Mumbai, Delhi are not really smart cities, says global survey

  • Moushumi Das Gupta
  • Updated: May 31, 2016 12:25 IST

NEW DELHI: The national capital is not “smart”, neither are financial capital Mumbai, information technology hub Bangalore and eastern India’s biggest city Kolkata. They actually wallow at the bottom of a global livability survey of 181 cities.

The 2016 Cities in Motion Index (CIMI), prepared jointly by the Barcelona-based University of Navarrara’s IESE Business School and the Centre for Globalisation and Strategy, found Indian cities floundering on most parameters that defined a smart, livable city.

New Delhi was ranked 174, followed by Bengaluru at 176 and Kolkata at 179. Mumbai was slightly better at 167. Nigeria’s largest city Lagos and Pakistani trading port Karachi brought up the rear at 180 and 181.

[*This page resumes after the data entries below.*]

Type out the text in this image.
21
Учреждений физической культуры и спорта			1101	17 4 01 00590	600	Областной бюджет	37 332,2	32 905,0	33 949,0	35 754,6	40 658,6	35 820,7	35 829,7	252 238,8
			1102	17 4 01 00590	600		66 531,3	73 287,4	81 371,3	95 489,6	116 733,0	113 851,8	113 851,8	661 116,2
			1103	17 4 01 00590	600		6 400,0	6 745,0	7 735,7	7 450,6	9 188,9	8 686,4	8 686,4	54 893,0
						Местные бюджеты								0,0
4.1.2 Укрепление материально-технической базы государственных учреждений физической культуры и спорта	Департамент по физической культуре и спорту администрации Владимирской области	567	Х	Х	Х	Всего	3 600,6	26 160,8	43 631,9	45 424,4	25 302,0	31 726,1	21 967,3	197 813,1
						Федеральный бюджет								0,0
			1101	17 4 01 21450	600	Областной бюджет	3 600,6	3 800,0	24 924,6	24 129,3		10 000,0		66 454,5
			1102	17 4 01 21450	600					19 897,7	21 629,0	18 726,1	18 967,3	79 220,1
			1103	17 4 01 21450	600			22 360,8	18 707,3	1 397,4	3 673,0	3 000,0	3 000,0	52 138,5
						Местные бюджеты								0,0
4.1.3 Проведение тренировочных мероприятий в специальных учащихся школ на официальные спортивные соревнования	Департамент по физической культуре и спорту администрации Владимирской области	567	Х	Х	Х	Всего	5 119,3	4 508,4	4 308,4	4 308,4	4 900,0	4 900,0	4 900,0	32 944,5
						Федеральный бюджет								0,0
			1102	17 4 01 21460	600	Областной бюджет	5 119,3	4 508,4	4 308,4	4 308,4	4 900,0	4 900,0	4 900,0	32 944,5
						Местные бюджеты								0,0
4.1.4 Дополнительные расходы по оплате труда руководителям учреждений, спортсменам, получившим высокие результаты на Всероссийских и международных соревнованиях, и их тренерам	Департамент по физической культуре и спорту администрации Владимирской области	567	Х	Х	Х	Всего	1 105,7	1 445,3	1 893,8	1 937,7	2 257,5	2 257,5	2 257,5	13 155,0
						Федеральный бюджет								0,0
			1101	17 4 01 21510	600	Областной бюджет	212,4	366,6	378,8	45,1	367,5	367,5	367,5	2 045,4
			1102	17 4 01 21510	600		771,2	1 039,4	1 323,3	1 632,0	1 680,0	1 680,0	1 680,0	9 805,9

Now, the top five most livable or “smartest” cities are New York, London, Paris, San Francisco and Boston.

The surveyors counted 10 parameters to make the report — economy, human capital, technology, environment, international outreach, governance, urban planning, public management, social cohesion, mobility and transportation.

The four Indian cities are among the 33 that were included in the survey for the first time this year. The new cities were selected because of the size of their population and their economic, political or cultural significance.

On individual parameters such as governance, international outreach, mobility and transportation, the Indian cities fared relatively better.

For instance, Delhi is ranked 58 in mobility and transportation and 66 in international outreach, which indicates the number of foreign tourists visiting the city.

But the Capital takes a beating on economy (178), environment (180) and urban planning (179). Mumbai, Bengaluru and Kolkata too fare dismally. The survey report concludes that it is “not enough to be good in only one dimension” and cities should be “capable of reaching acceptable minimums in the dimensions as a whole”.

The advice could come handy as the NDA government has vowed to create 100 smart cities by 2022, which will have living standards comparable to Europe and the US.

“The IESE Cities in Motion platform aims to create awareness and generate innovative tools to achieve smarter government systems,” it says.

IESE Business School, founded in 1958, is one of Europe’s oldest management institutions and has been ranked 16th in the world by the Financial Times in its Global MBA rankings for 2016.

The economy indicators in the survey are GDP, labour productivity, ease of starting business, among others. For human capital, the markers are percentage of population with higher education, number of universities, expenditure on leisure and recreation, etc.

Under the technology head, the number of broadband subscribers and mobile phones per capita are counted. Environment is gauged through emission levels and pollution index while people’s perception about corruption is one of the indicators for governance.